When they learned about the illegal transactions on their card, they immediately notified the bank which issued them a new card, and their credit/debit account was closed. They contacted the Police, where it was confirmed that it was definitely a scam because several households had been similarly hit.
WARNING: Be wary of accepting any "surprise gift or package," which you neither expected nor personally ordered, especially if it involves any kind of payment as a condition of receiving the gift or package. Also, never accept anything if you do not personally know or there is no proper identification as to the sender. Above all, the only time you should give out any personal credit/debit card information is when you yourself initiated the purchase or transaction!
You should also be aware that the IRS does not call. If you get a call from them HANG UP. It is a scam. In addition, a public warning has been issued about phony contact tracers who pretend they are gathering information about COVID-19 cases and ask for money and sensitive information.

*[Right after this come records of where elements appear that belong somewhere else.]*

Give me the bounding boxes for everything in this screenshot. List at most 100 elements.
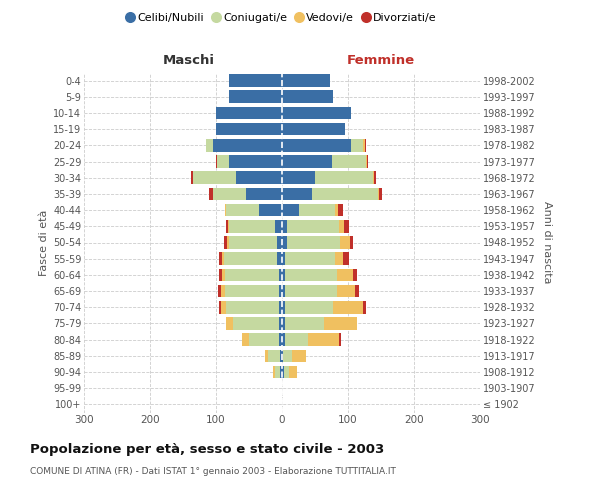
Bar bbox=[277, 236, 282, 249]
Bar bbox=[275, 366, 280, 378]
Bar bbox=[333, 301, 362, 314]
Bar bbox=[222, 252, 224, 265]
Bar bbox=[226, 220, 228, 232]
Bar bbox=[338, 204, 343, 216]
Bar bbox=[284, 366, 289, 378]
Bar bbox=[282, 155, 331, 168]
Bar bbox=[362, 301, 366, 314]
Bar bbox=[277, 252, 282, 265]
Bar bbox=[282, 268, 286, 281]
Bar bbox=[216, 106, 282, 120]
Bar bbox=[280, 366, 282, 378]
Bar bbox=[282, 204, 299, 216]
Bar bbox=[282, 74, 329, 87]
Bar bbox=[212, 139, 282, 151]
Bar bbox=[284, 334, 308, 346]
Bar bbox=[280, 350, 282, 362]
Bar bbox=[278, 334, 282, 346]
Bar bbox=[335, 204, 338, 216]
Bar bbox=[337, 268, 353, 281]
Bar bbox=[286, 285, 337, 298]
Bar bbox=[287, 220, 339, 232]
Y-axis label: Anni di nascita: Anni di nascita bbox=[542, 201, 553, 283]
Bar bbox=[363, 139, 365, 151]
Bar bbox=[273, 366, 275, 378]
Bar bbox=[217, 155, 229, 168]
Bar bbox=[212, 188, 246, 200]
Bar bbox=[278, 317, 282, 330]
Bar bbox=[226, 301, 278, 314]
Bar bbox=[292, 350, 307, 362]
Legend: Celibi/Nubili, Coniugati/e, Vedovi/e, Divorziati/e: Celibi/Nubili, Coniugati/e, Vedovi/e, Di… bbox=[123, 8, 441, 28]
Bar bbox=[229, 236, 277, 249]
Bar bbox=[282, 301, 286, 314]
Bar bbox=[278, 301, 282, 314]
Bar bbox=[283, 350, 292, 362]
Bar bbox=[343, 252, 349, 265]
Bar bbox=[229, 90, 282, 103]
Bar bbox=[218, 268, 222, 281]
Bar bbox=[340, 236, 350, 249]
Text: COMUNE DI ATINA (FR) - Dati ISTAT 1° gennaio 2003 - Elaborazione TUTTITALIA.IT: COMUNE DI ATINA (FR) - Dati ISTAT 1° gen… bbox=[30, 468, 396, 476]
Bar bbox=[218, 285, 221, 298]
Bar bbox=[312, 188, 378, 200]
Bar bbox=[193, 172, 236, 184]
Bar bbox=[226, 204, 259, 216]
Bar bbox=[249, 334, 278, 346]
Text: Femmine: Femmine bbox=[347, 54, 415, 68]
Bar bbox=[222, 268, 224, 281]
Bar bbox=[229, 155, 282, 168]
Bar bbox=[226, 317, 233, 330]
Bar bbox=[284, 317, 324, 330]
Bar bbox=[224, 236, 227, 249]
Bar bbox=[374, 172, 376, 184]
Bar bbox=[228, 220, 229, 232]
Bar bbox=[286, 252, 335, 265]
Bar bbox=[282, 285, 286, 298]
Bar bbox=[216, 123, 282, 136]
Bar bbox=[289, 366, 296, 378]
Bar bbox=[315, 172, 373, 184]
Bar bbox=[379, 188, 382, 200]
Bar bbox=[353, 268, 356, 281]
Bar bbox=[337, 285, 355, 298]
Bar bbox=[278, 268, 282, 281]
Bar bbox=[227, 236, 229, 249]
Bar bbox=[282, 106, 352, 120]
Bar bbox=[259, 204, 282, 216]
Bar bbox=[282, 188, 312, 200]
Bar bbox=[350, 236, 353, 249]
Bar bbox=[224, 268, 278, 281]
Bar bbox=[355, 285, 359, 298]
Bar bbox=[278, 285, 282, 298]
Bar bbox=[229, 220, 275, 232]
Bar bbox=[224, 204, 225, 216]
Bar bbox=[366, 155, 367, 168]
Bar bbox=[282, 90, 334, 103]
Bar bbox=[378, 188, 379, 200]
Text: Popolazione per età, sesso e stato civile - 2003: Popolazione per età, sesso e stato civil… bbox=[30, 442, 384, 456]
Bar bbox=[265, 350, 268, 362]
Bar bbox=[282, 350, 283, 362]
Bar bbox=[287, 236, 340, 249]
Bar bbox=[246, 188, 282, 200]
Bar bbox=[242, 334, 249, 346]
Bar bbox=[367, 155, 368, 168]
Bar bbox=[365, 139, 366, 151]
Bar bbox=[191, 172, 193, 184]
Bar bbox=[229, 74, 282, 87]
Bar bbox=[236, 172, 282, 184]
Bar bbox=[268, 350, 280, 362]
Bar bbox=[373, 172, 374, 184]
Bar bbox=[324, 317, 357, 330]
Bar bbox=[299, 204, 335, 216]
Bar bbox=[286, 268, 337, 281]
Bar bbox=[221, 301, 226, 314]
Bar bbox=[282, 123, 344, 136]
Bar bbox=[206, 139, 212, 151]
Bar bbox=[233, 317, 278, 330]
Bar bbox=[216, 155, 217, 168]
Bar bbox=[224, 252, 277, 265]
Text: Maschi: Maschi bbox=[163, 54, 215, 68]
Y-axis label: Fasce di età: Fasce di età bbox=[38, 210, 49, 276]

Criminals involved in the Contact Tracing Scam request Social Security numbers, financial information, money, immigration status, and other sensitive information not required for authentic contact tracing, according to the District Attorney's Office. Criminals involved in the Contact Tracing Scam often request your Social Security numbers, financial information, money, immigration status, and other sensitive information, not required for authentic contact tracing.
Victims have been contacted through telephone calls, text messages, and email. If this happens to you, contact your local health department to verify if contacts are valid.
PLEASE Pass this on, it may just prevent someone else from being swindled.